Production systems used in the manufacturing industry degrade due to production and may eventually break down, resulting in high maintenance costs at scheduled maintenance moments. This degradation behavior, and hence the system's reliability, is affected by the system's production rate. While producing at a higher rate generates more revenue, the system's reliability may also decrease. Production should thus be controlled dynamically to trade-off reliability and revenue accumulation in between maintenance moments. We study this dynamic trade-off for (i) systems where the relation between production and degradation is known as well as (ii) systems where this relation is not known and needs to be learned on-the-fly from condition data.

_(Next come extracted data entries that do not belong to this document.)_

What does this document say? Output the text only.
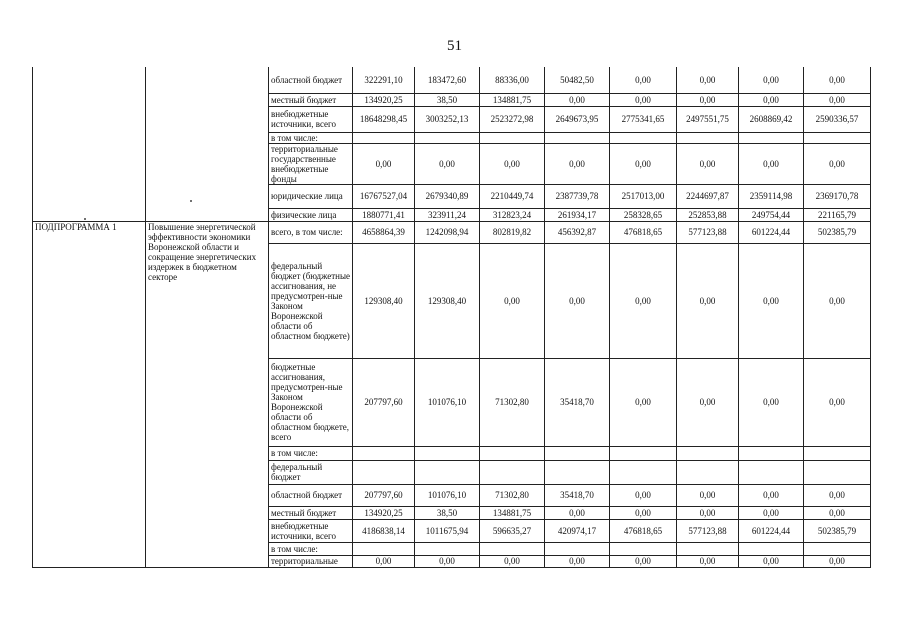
51
		областной бюджет	322291,10	183472,60	88336,00	50482,50	0,00	0,00	0,00	0,00
		местный бюджет	134920,25	38,50	134881,75	0,00	0,00	0,00	0,00	0,00
		внебюджетные источники, всего	18648298,45	3003252,13	2523272,98	2649673,95	2775341,65	2497551,75	2608869,42	2590336,57
		в том числе:								
		территориальные государственные внебюджетные фонды	0,00	0,00	0,00	0,00	0,00	0,00	0,00	0,00
		юридические лица	16767527,04	2679340,89	2210449,74	2387739,78	2517013,00	2244697,87	2359114,98	2369170,78
		физические лица	1880771,41	323911,24	312823,24	261934,17	258328,65	252853,88	249754,44	221165,79
ПОДПРОГРАММА 1	Повышение энергетической эффективности экономики Воронежской области и сокращение энергетических издержек в бюджетном секторе	всего, в том числе:	4658864,39	1242098,94	802819,82	456392,87	476818,65	577123,88	601224,44	502385,79
		федеральный бюджет (бюджетные ассигнования, не предусмотрен-ные Законом Воронежской области об областном бюджете)	129308,40	129308,40	0,00	0,00	0,00	0,00	0,00	0,00
		бюджетные ассигнования, предусмотрен-ные Законом Воронежской области об областном бюджете, всего	207797,60	101076,10	71302,80	35418,70	0,00	0,00	0,00	0,00
		в том числе:								
		федеральный бюджет								
		областной бюджет	207797,60	101076,10	71302,80	35418,70	0,00	0,00	0,00	0,00
		местный бюджет	134920,25	38,50	134881,75	0,00	0,00	0,00	0,00	0,00
		внебюджетные источники, всего	4186838,14	1011675,94	596635,27	420974,17	476818,65	577123,88	601224,44	502385,79
		в том числе:								
		территориальные	0,00	0,00	0,00	0,00	0,00	0,00	0,00	0,00
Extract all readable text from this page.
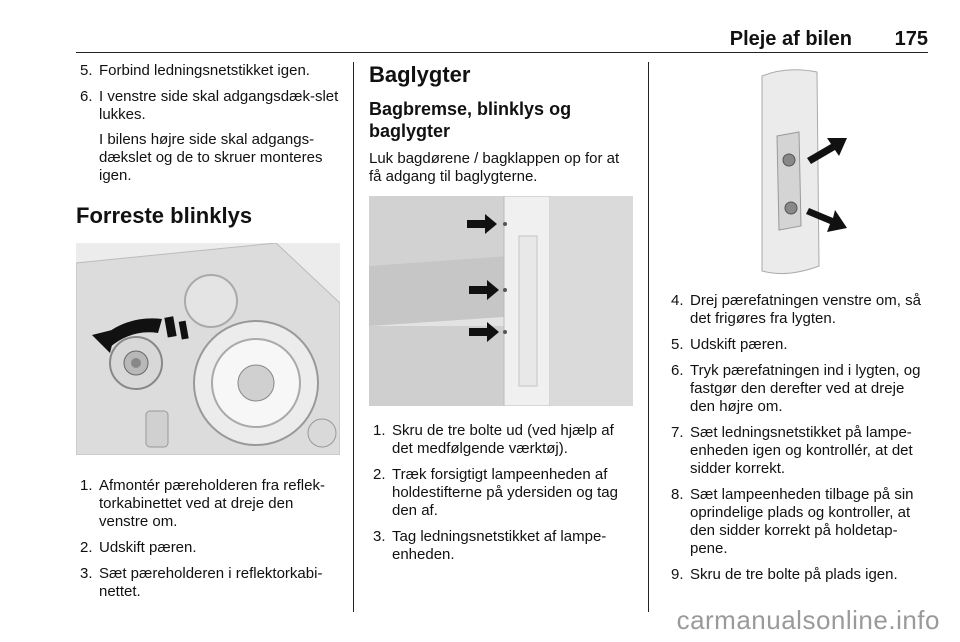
Pleje af bilen 175
5. Forbind ledningsnetstikket igen.
6. I venstre side skal adgangsdæk-slet lukkes.
I bilens højre side skal adgangs-dækslet og de to skruer monteres igen.
Forreste blinklys
1. Afmontér pæreholderen fra reflek-torkabinettet ved at dreje den venstre om.
2. Udskift pæren.
3. Sæt pæreholderen i reflektorkabi-nettet.
Baglygter
Bagbremse, blinklys og baglygter

Luk bagdørene / bagklappen op for at få adgang til baglygterne.

1. Skru de tre bolte ud (ved hjælp af det medfølgende værktøj).
2. Træk forsigtigt lampeenheden af holdestifterne på ydersiden og tag den af.
3. Tag ledningsnetstikket af lampe-enheden.
4. Drej pærefatningen venstre om, så det frigøres fra lygten.
5. Udskift pæren.
6. Tryk pærefatningen ind i lygten, og fastgør den derefter ved at dreje den højre om.
7. Sæt ledningsnetstikket på lampe-enheden igen og kontrollér, at det sidder korrekt.
8. Sæt lampeenheden tilbage på sin oprindelige plads og kontroller, at den sidder korrekt på holdetap-pene.
9. Skru de tre bolte på plads igen.
carmanualsonline.info
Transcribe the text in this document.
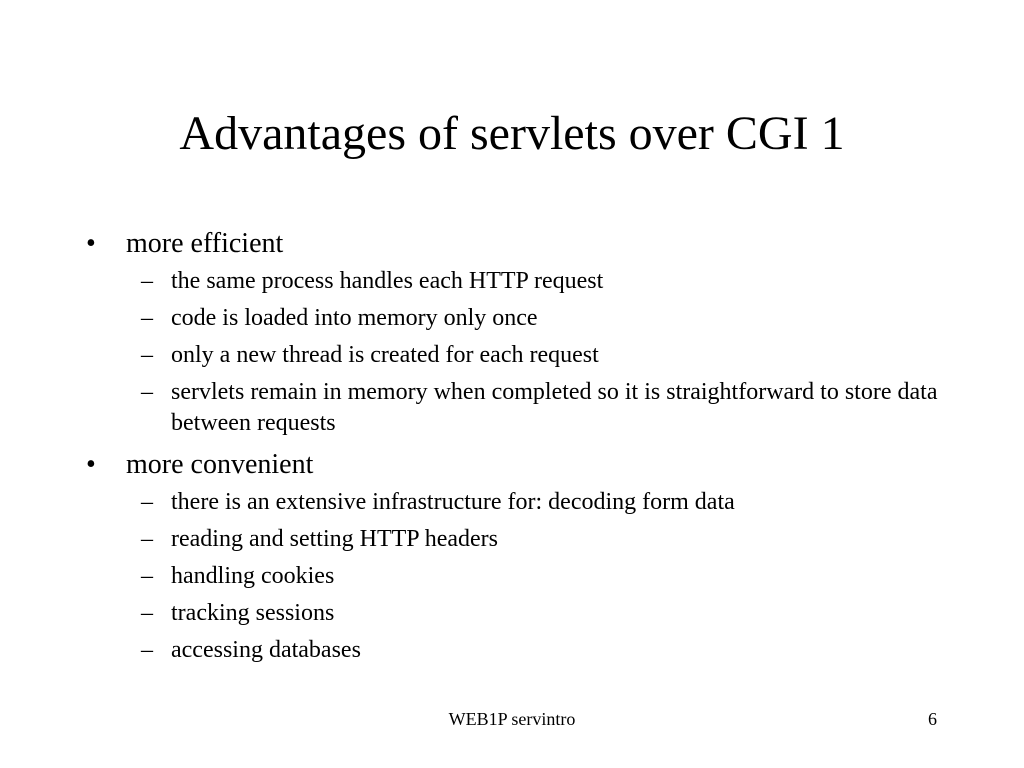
Advantages of servlets over CGI 1
• more efficient
– the same process handles each HTTP request
– code is loaded into memory only once
– only a new thread is created for each request
– servlets remain in memory when completed so it is straightforward to store data between requests
• more convenient
– there is an extensive infrastructure for: decoding form data
– reading and setting HTTP headers
– handling cookies
– tracking sessions
– accessing databases
WEB1P servintro	6
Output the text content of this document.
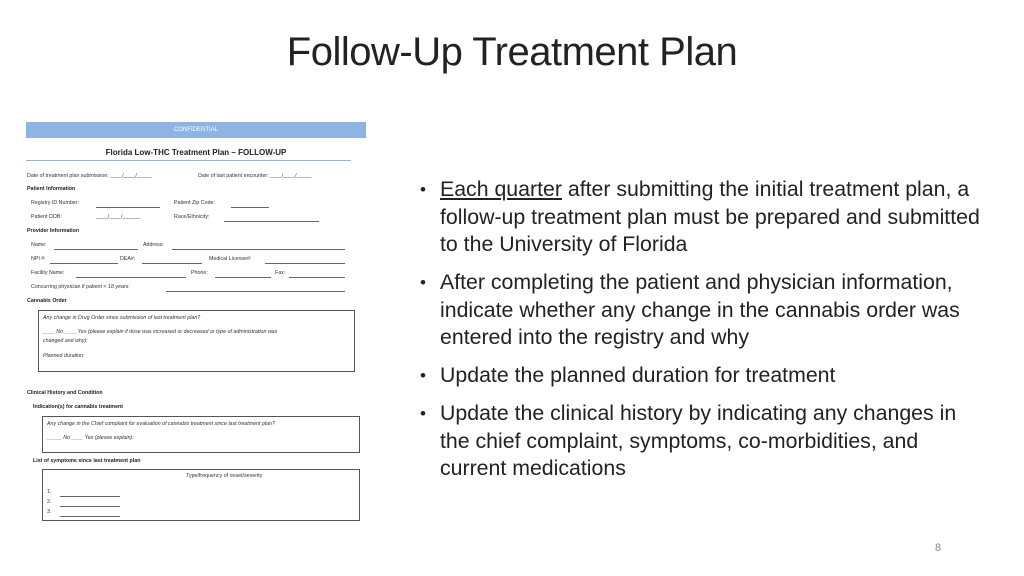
Follow-Up Treatment Plan
CONFIDENTIAL
Florida Low-THC Treatment Plan – FOLLOW-UP
Date of treatment plan submission: ____/____/_____	Date of last patient encounter: ____/____/_____
Patient Information
Registry ID Number:	Patient Zip Code:
Patient DOB:	____/____/______	Race/Ethnicity:
Provider Information
Name:	Address:
NPI #:	DEA#:	Medical License#:
Facility Name:	Phone:	Fax:
Concurring physician if patient < 18 years:
Cannabis Order
Any change in Drug Order since submission of last treatment plan?
____ No ____ Yes (please explain if dose was increased or decreased or type of administration was
changed and why):
Planned duration:
Clinical History and Condition
Indication(s) for cannabis treatment
Any change in the Chief complaint for evaluation of cannabis treatment since last treatment plan?
_____ No ____ Yes (please explain):
List of symptoms since last treatment plan
Type/frequency of onset/severity
1.
2.
3.
• Each quarter after submitting the initial treatment plan, a follow-up treatment plan must be prepared and submitted to the University of Florida
• After completing the patient and physician information, indicate whether any change in the cannabis order was entered into the registry and why
• Update the planned duration for treatment
• Update the clinical history by indicating any changes in the chief complaint, symptoms, co-morbidities, and current medications
8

For systems with a known production-degradation relation, we cast the decision problem as a continuous-time Markov decision process and prove that the optimal policy has intuitive monotonic properties. We also present sufficient conditions for the optimality of bang-bang policies and we characterize the structure of the optimal interval between scheduled maintenance moments. For systems with an a-priori unknown production-degradation relation, we propose a Bayesian procedure to learn the unknown degradation rate under any production policy from real-time condition data. Numerical studies indicate that on average across a wide range of practical settings (i) condition-based production increases profits by 50% compared to static production, (ii) integrating condition-based production and maintenance interval selection increases profits by 21% compared to a state-of-the-art approach, and (iii) our Bayesian approach performs close, especially in the bang-bang regime, to an Oracle policy that knows each system's production-degradation relation.